The applications of machine learning in medicine and healthcare have been enormous, but one of the most interesting has been in the field of drug development.  AI has been deployed to both find potential molecules to explore, and even to do the testing itself, whilst also helping with clinical trials, and even the reporting of side effects and progress in patients.

The latest effort in this field comes from researchers at the University of Cambridge, who have developed an algorithm for drug discovery that they believe is around twice as effective as the current industry standard.  The work, which was documented in a recently published paper,

The work has already identified four new molecules that activate a protein that is believed to be important in understanding diseases such as schizophrenia and Alzheimer’s.  The team focused specifically on being able to predict whether a molecule will activate certain physiological processes.  It’s an area that’s hamstrung by a lack of data to work with.
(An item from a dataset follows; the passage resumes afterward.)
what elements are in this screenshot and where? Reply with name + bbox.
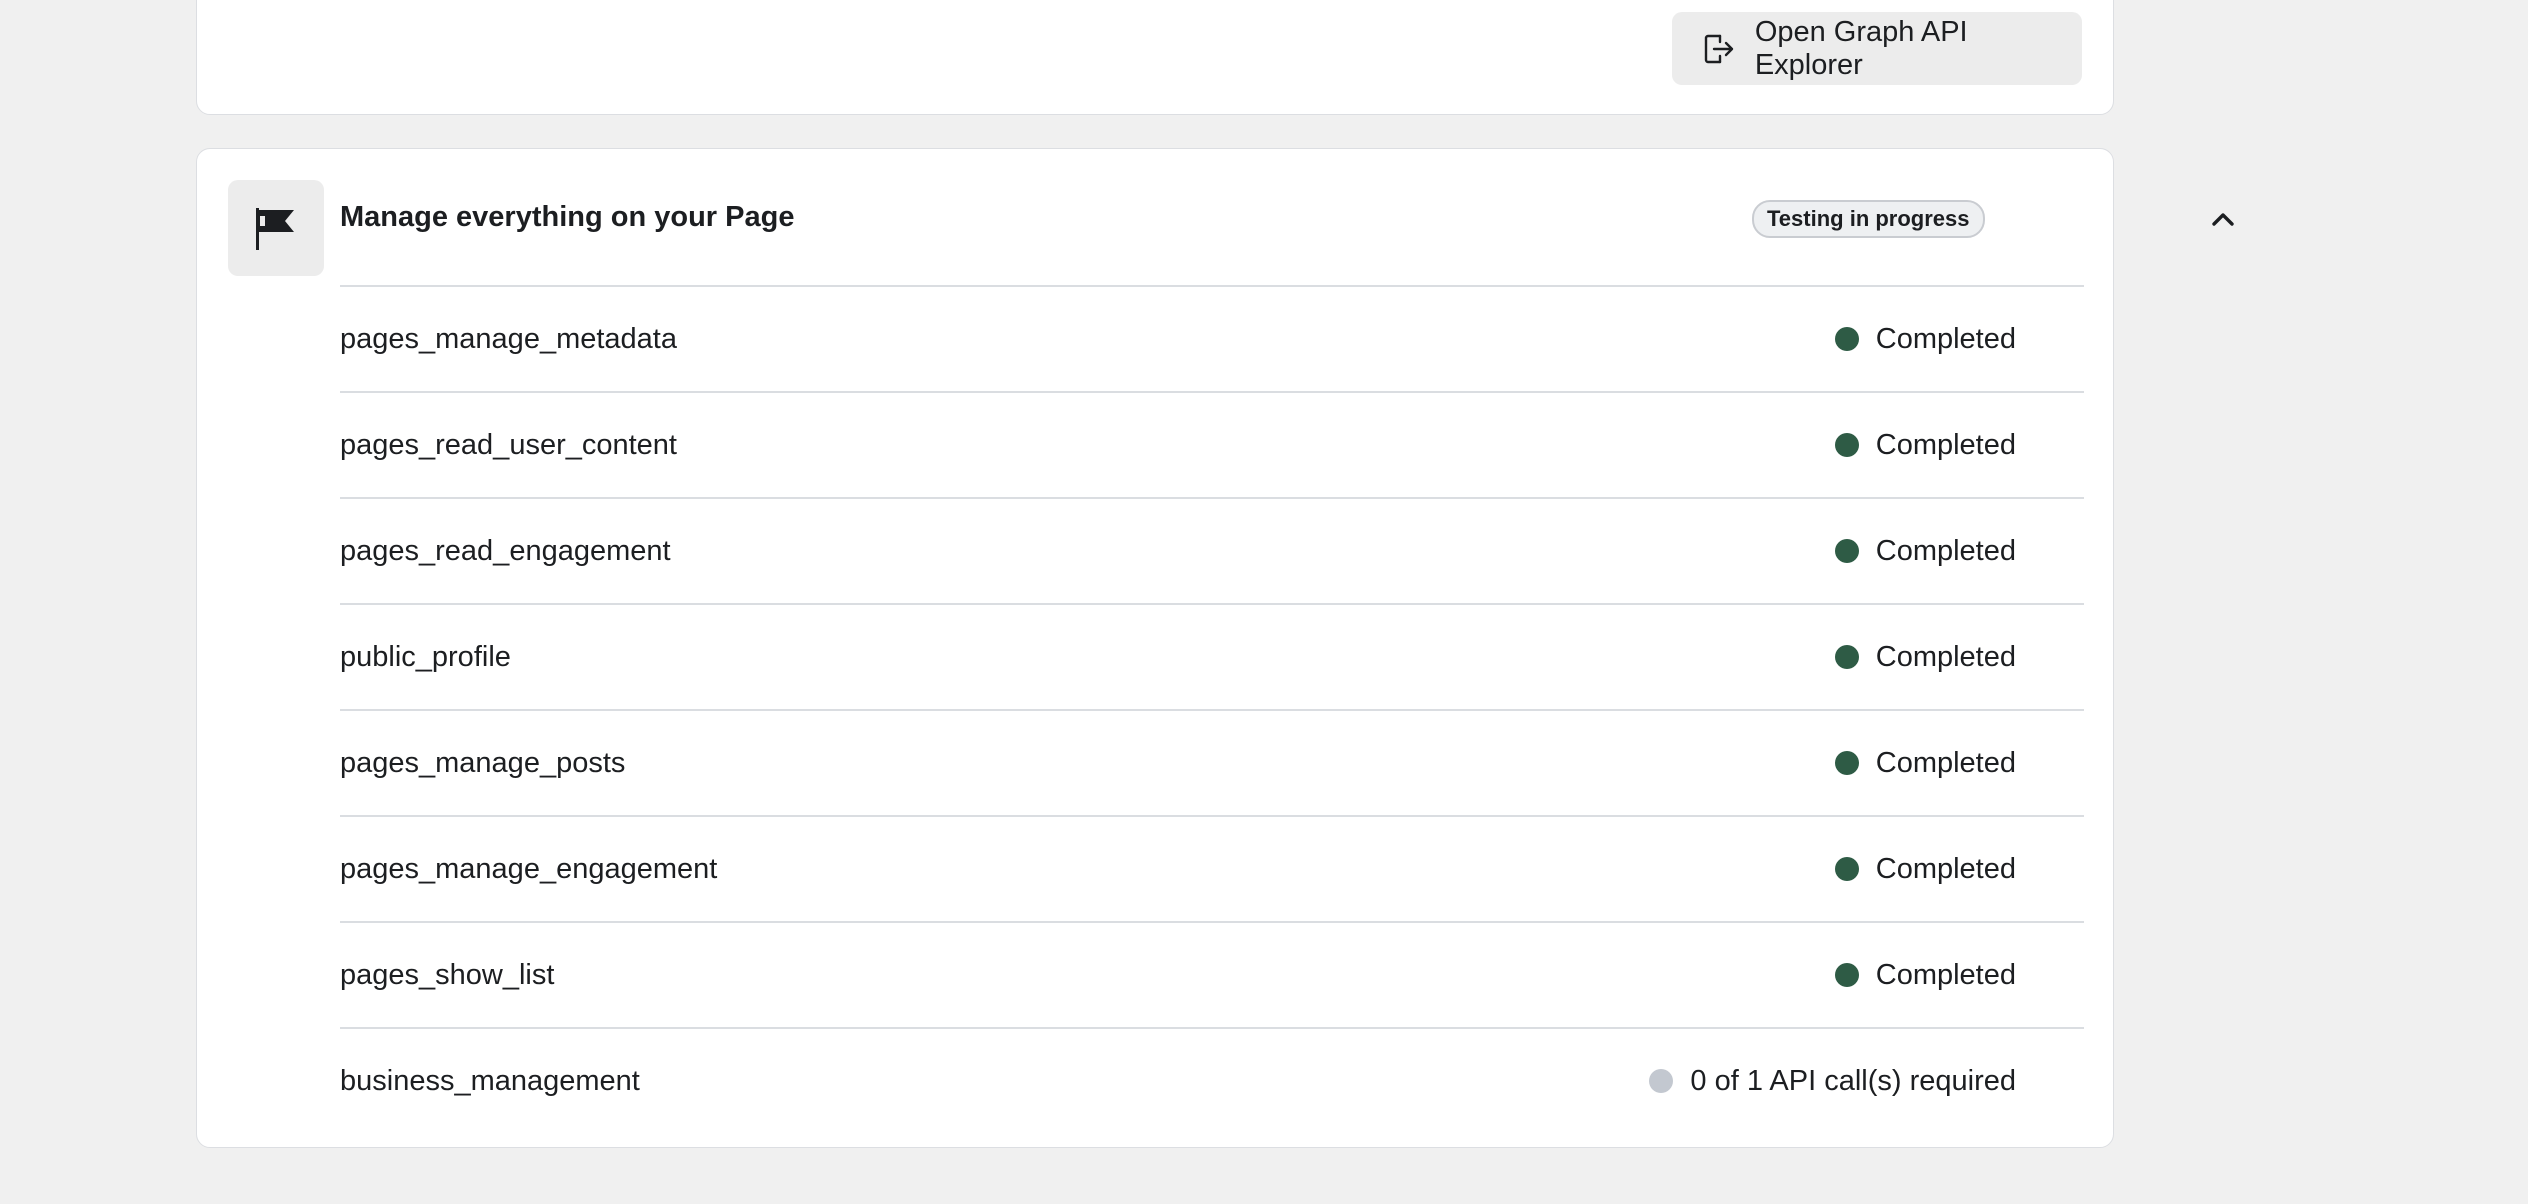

“Machine learning has made significant progress in areas such as computer vision where data is abundant,” the researchers explain. “The next frontier is scientific applications such as drug discovery, where the amount of data is relatively limited but we do have physical insights about the problem, and the question becomes how to marry data with fundamental chemistry and physics.”

Smarter drug discovery

The Cambridge team worked in partnership with Pfizer to develop a model that can separate pharmacologically relevant chemical patterns from ones that aren’t relevant.  Perhaps most importantly, the system is able to examine molecules that are both active and inactive, before identifying those that are most important for drug action.

The system uses a mathematical principle known as random matrix theory, which provides it with predictions about the various statistical properties of a seemingly random dataset.  This can then be compared against statistics of known active/inactive molecules to understand the chemical patterns that are most important for binding.

This approach allows the team to determine the key chemical patterns not only from the molecules they’ve found that are active, but also from those that aren’t.  This allows them to gain vital insights from failed experiments just as much as successful ones.  It’s an approach that in testing allowed them to identify four new molecules that activated the CHRM1 receptor, which is a protein believed to have a key role to play in both Alzheimer’s and schizophrenia.

“The ability to fish out four active molecules from six million is like finding a needle in a haystack,” the researchers say. “A head-to-head comparison shows that our algorithm is twice as efficient as the industry standard.”